Scientific classification
- Kingdom: Plantae
- Clade: Embryophytes
- Clade: Tracheophytes
- Clade: Spermatophytes
- Clade: Angiosperms
- Clade: Monocots
- Order: Asparagales
- Family: Orchidaceae
- Subfamily: Epidendroideae
- Genus: Octomeria
- Species: O. oxychela
- Binomial name: Octomeria oxychela Barb.Rodr.
- Synonyms: Octomeria oxychela var. gracilis Cogn.;

= Octomeria oxychela =

- Genus: Octomeria
- Species: oxychela
- Authority: Barb.Rodr.
- Conservation status: CITES_A2
- Synonyms: Octomeria oxychela var. gracilis Cogn.

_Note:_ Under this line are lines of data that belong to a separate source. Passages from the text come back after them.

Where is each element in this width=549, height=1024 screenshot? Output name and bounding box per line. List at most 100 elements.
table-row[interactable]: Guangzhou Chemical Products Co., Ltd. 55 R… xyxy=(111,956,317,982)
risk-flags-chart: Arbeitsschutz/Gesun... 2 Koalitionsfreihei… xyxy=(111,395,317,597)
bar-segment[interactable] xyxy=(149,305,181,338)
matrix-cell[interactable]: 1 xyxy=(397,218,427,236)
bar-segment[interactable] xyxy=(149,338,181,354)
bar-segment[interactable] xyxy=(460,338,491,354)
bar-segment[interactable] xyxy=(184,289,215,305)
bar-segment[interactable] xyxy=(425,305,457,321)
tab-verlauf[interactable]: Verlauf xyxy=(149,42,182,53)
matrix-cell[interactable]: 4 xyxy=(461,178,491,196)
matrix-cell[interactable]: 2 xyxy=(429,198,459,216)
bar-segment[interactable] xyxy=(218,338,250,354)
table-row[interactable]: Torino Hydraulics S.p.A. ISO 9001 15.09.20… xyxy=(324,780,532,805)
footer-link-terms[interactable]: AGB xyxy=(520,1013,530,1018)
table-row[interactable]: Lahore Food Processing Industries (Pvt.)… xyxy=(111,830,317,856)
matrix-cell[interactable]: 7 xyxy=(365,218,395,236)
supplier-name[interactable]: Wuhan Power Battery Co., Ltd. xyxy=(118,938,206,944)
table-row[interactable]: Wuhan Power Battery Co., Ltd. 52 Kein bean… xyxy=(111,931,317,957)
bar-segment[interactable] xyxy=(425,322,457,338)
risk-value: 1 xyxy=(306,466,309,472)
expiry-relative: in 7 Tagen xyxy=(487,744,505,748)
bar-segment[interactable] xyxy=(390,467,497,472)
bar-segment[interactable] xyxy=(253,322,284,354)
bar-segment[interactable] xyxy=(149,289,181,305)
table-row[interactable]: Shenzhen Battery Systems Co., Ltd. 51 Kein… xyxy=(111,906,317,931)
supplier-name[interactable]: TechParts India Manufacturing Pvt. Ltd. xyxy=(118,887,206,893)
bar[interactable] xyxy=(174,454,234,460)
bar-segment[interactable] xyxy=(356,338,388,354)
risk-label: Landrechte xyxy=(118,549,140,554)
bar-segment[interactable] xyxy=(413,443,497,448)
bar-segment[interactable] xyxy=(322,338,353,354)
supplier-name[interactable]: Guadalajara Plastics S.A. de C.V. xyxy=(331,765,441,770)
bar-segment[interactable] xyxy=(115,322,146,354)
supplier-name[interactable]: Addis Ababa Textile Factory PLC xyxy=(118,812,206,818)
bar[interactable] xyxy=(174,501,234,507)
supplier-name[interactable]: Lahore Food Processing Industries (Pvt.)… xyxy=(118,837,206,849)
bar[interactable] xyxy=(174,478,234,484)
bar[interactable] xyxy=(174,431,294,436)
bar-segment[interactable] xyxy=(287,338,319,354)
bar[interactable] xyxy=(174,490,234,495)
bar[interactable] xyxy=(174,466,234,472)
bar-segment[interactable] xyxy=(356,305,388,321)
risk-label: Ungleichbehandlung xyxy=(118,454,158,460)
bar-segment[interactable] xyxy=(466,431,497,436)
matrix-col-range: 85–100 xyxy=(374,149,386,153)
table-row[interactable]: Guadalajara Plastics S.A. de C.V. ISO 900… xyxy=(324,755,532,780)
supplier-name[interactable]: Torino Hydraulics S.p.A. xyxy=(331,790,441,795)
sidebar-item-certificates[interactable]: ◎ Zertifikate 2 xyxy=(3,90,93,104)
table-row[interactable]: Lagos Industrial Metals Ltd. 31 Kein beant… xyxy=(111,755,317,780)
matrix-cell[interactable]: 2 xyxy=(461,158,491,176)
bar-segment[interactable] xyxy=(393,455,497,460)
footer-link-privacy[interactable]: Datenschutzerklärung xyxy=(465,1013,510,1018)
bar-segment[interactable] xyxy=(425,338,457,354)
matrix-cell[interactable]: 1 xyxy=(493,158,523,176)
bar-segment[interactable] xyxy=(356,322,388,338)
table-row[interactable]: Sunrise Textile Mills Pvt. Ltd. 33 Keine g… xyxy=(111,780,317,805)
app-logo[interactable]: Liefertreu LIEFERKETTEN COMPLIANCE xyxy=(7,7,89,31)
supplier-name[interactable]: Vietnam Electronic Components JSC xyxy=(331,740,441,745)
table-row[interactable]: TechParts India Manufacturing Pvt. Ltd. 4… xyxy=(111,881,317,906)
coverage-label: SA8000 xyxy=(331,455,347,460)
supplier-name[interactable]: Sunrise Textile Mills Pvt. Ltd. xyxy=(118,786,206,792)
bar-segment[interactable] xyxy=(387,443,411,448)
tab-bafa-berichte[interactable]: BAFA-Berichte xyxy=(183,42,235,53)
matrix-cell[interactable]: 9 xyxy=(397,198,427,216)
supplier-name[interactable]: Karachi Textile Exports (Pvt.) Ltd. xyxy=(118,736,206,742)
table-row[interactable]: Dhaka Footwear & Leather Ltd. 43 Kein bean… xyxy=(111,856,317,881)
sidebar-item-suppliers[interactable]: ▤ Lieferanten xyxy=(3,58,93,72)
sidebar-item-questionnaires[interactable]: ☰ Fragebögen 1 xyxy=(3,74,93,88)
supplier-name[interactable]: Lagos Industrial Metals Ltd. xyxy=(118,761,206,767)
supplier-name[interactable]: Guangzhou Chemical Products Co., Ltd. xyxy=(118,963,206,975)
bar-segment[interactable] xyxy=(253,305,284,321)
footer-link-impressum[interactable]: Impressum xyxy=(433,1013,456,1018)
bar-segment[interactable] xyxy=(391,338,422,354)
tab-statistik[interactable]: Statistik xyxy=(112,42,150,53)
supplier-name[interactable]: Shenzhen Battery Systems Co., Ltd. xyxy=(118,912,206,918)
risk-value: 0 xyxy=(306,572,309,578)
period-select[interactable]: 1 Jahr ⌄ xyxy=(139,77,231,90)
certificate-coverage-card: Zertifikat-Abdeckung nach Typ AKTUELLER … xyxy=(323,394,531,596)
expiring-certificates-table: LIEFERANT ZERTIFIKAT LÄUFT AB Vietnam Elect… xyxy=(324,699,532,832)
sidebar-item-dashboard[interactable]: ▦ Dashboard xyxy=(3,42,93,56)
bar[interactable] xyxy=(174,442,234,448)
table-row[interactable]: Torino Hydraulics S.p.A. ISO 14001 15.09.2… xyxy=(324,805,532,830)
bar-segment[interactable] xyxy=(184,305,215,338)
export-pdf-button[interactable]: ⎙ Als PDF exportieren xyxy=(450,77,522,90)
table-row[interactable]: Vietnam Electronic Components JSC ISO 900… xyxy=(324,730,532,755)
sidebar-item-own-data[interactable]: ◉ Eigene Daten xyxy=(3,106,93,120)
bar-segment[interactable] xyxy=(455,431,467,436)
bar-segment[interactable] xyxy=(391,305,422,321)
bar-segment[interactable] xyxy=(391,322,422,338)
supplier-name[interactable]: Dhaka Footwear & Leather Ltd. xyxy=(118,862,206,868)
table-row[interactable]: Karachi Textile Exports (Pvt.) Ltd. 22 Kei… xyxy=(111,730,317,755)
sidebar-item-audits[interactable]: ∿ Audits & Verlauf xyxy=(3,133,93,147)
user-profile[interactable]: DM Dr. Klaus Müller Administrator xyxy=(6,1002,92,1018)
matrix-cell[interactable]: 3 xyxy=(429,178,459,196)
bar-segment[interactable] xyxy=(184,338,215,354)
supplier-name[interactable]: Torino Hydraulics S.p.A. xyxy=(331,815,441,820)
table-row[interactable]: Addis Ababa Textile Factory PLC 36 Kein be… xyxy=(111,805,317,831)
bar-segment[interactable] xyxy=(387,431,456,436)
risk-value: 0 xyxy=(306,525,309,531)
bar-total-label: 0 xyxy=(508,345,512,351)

Species of flowering plant

Octomeria oxychela is a species of flowering plant in the family Orchidaceae. It is an epiphyte native to Brazil and Guyana. The species was described in 1881, and is listed in Appendix II of CITES.

==Taxonomy==
Octomeria oxychela was described by João Barbosa Rodrigues in 1881.

==Distribution==
The species is native to the wet tropical biome of Brazil (northeast, south, and southeast) and Guyana.

==Conservation==
Octomeria oxychela is listed in Appendix II of CITES. There are no quotas or suspensions in place for the species.